Onions are dug as live plants from the field; shipping schedule may change due to weather conditions or other variables. You will be notified via email when your order has shipped.
Onion plant ship dates
area | timing |
---|
Zones 10, 9, 8 | starting in mid-January |
Zone 7 | starting in mid-February |
Zone 6 | starting in early March |
Zone 5 | starting in early April |
Zones 4, 3, 2 | starting in mid-April |
When Your Onion Plants Arrive
Remove plants from the box immediately! They may seem a little peaked from travel, but don’t fret! Plant them in the ground as soon as possible, watering well. If you can’t plant immediately, unbundle the plants and heel them into some moist potting medium in a seedling tray, or wrap the roots in damp paper towels and wrap loosely in plastic. After planting, keep onion plants well watered and well weeded, and you’ll be rewarded!
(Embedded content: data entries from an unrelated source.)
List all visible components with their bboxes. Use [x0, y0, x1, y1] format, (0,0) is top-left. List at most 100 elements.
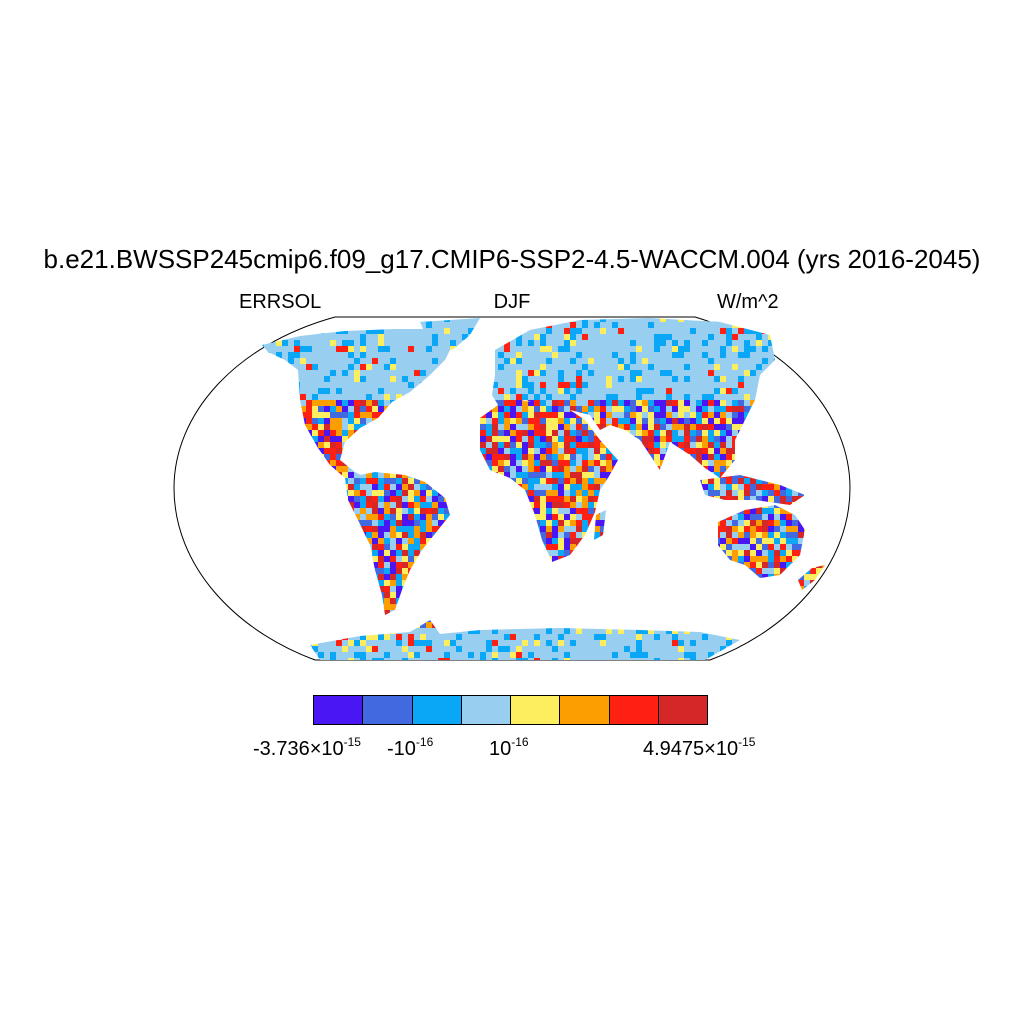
land-cell: [504, 352, 510, 358]
land-cell: [384, 400, 390, 406]
land-cell: [582, 454, 588, 460]
land-cell: [312, 424, 318, 430]
land-cell: [690, 448, 696, 454]
land-cell: [396, 340, 402, 346]
land-cell: [648, 382, 654, 388]
land-cell: [720, 478, 726, 484]
land-cell: [696, 370, 702, 376]
land-cell: [822, 394, 825, 400]
land-cell: [672, 328, 678, 334]
land-cell: [792, 538, 798, 544]
land-cell: [840, 406, 846, 412]
land-cell: [594, 442, 600, 448]
land-cell: [762, 334, 768, 340]
land-cell: [366, 412, 372, 418]
land-cell: [282, 352, 288, 358]
land-cell: [612, 394, 618, 400]
land-cell: [576, 334, 582, 340]
land-cell: [498, 388, 504, 394]
land-cell: [552, 400, 558, 406]
land-cell: [732, 430, 738, 436]
land-cell: [552, 550, 558, 556]
land-cell: [522, 394, 528, 400]
land-cell: [180, 562, 186, 568]
land-cell: [582, 520, 588, 526]
land-cell: [540, 394, 546, 400]
land-cell: [564, 538, 570, 544]
land-cell: [312, 436, 318, 442]
land-cell: [744, 364, 750, 370]
land-cell: [576, 370, 582, 376]
land-cell: [660, 364, 666, 370]
land-cell: [690, 454, 696, 460]
land-cell: [588, 376, 594, 382]
land-cell: [570, 538, 576, 544]
land-cell: [318, 352, 324, 358]
land-cell: [624, 322, 630, 328]
land-cell: [420, 508, 426, 514]
land-cell: [660, 442, 666, 448]
land-cell: [588, 364, 594, 370]
land-cell: [816, 382, 822, 388]
land-cell: [786, 490, 792, 496]
land-cell: [276, 322, 282, 328]
land-cell: [288, 346, 294, 352]
land-cell: [522, 484, 528, 490]
land-cell: [726, 526, 732, 532]
land-cell: [660, 328, 666, 334]
land-cell: [786, 322, 792, 328]
land-cell: [684, 430, 690, 436]
land-cell: [222, 316, 228, 322]
land-cell: [306, 394, 312, 400]
land-cell: [420, 370, 426, 376]
land-cell: [546, 418, 552, 424]
land-cell: [414, 358, 420, 364]
land-cell: [288, 352, 294, 358]
land-cell: [582, 526, 588, 532]
land-cell: [336, 412, 342, 418]
land-cell: [288, 322, 294, 328]
land-cell: [582, 430, 588, 436]
land-cell: [276, 318, 282, 322]
land-cell: [432, 334, 438, 340]
land-cell: [534, 442, 540, 448]
land-cell: [360, 514, 366, 520]
land-cell: [516, 364, 522, 370]
land-cell: [606, 388, 612, 394]
land-cell: [588, 502, 594, 508]
land-cell: [612, 400, 618, 406]
land-cell: [198, 370, 204, 376]
land-cell: [492, 370, 498, 376]
land-cell: [318, 334, 324, 340]
land-cell: [492, 424, 498, 430]
land-cell: [192, 394, 198, 400]
land-cell: [660, 430, 666, 436]
land-cell: [186, 328, 192, 334]
land-cell: [456, 322, 462, 328]
land-cell: [720, 340, 726, 346]
land-cell: [216, 364, 222, 370]
land-cell: [378, 406, 384, 412]
land-cell: [510, 406, 516, 412]
land-cell: [324, 382, 330, 388]
land-cell: [180, 364, 186, 370]
land-cell: [204, 370, 210, 376]
land-cell: [696, 454, 702, 460]
land-cell: [744, 520, 750, 526]
land-cell: [444, 340, 450, 346]
land-cell: [522, 424, 528, 430]
land-cell: [318, 442, 324, 448]
land-cell: [180, 328, 186, 334]
land-cell: [198, 346, 204, 352]
land-cell: [666, 376, 672, 382]
land-cell: [390, 568, 396, 574]
land-cell: [324, 394, 330, 400]
land-cell: [738, 550, 744, 556]
land-cell: [528, 430, 534, 436]
land-cell: [702, 334, 708, 340]
land-cell: [414, 364, 420, 370]
land-cell: [318, 388, 324, 394]
land-cell: [504, 466, 510, 472]
land-cell: [360, 364, 366, 370]
land-cell: [528, 418, 534, 424]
Planting instructions (for conventional growing) will arrive with your shipment. As always, a professional soil test should guide your fertilization program. Onions are particularly sensitive to deficiencies in calcium and sulfur, and require steady nitrogen availability through the season. Band a balanced slow-release fertilizer like soybean meal or NutriVeg into your planting row at 2 lbs per 100 row feet, or a couple teaspoons per transplant hole. Water seedlings in well with fish hydrolysate with kelp (diluted at 2 oz per gallon water). Repeat the fish/kelp fertigation or side-dress with a readily available N source like blood meal several times throughout the season.
Onions & Shallots
Allium cepa Onions are day-length sensitive—to produce large bulbs, plant in spring as soon as soil is workable. Most of our sets and plants are long-day varieties, suitable for northern growers. Shallow rooted, onion require rich weed-free soil and consistent water. All other factors being equal, onions grown from seedlings will grow bigger and resist disease better than set-grown onions.
Plant onions 3" apart in rows 1' apart and thin to 6" as they grow. (If you don’t want to thin, plant them 4–6" apart.) Mulch when they are 1' tall. During the season, pull any plants that begin to bolt and use them as scallions.
It’s a good idea to sidedress once or twice a season, especially close to summer solstice.
Clean and grade before storage. Eat thick-necked onions first because they won’t keep.
Ideal storage conditions are temperatures at 32° with humidity of 60–70%. If you can’t do that, work to get a total number of 100. For example, at temperatures from 50–55°, humidity should be 45–50%.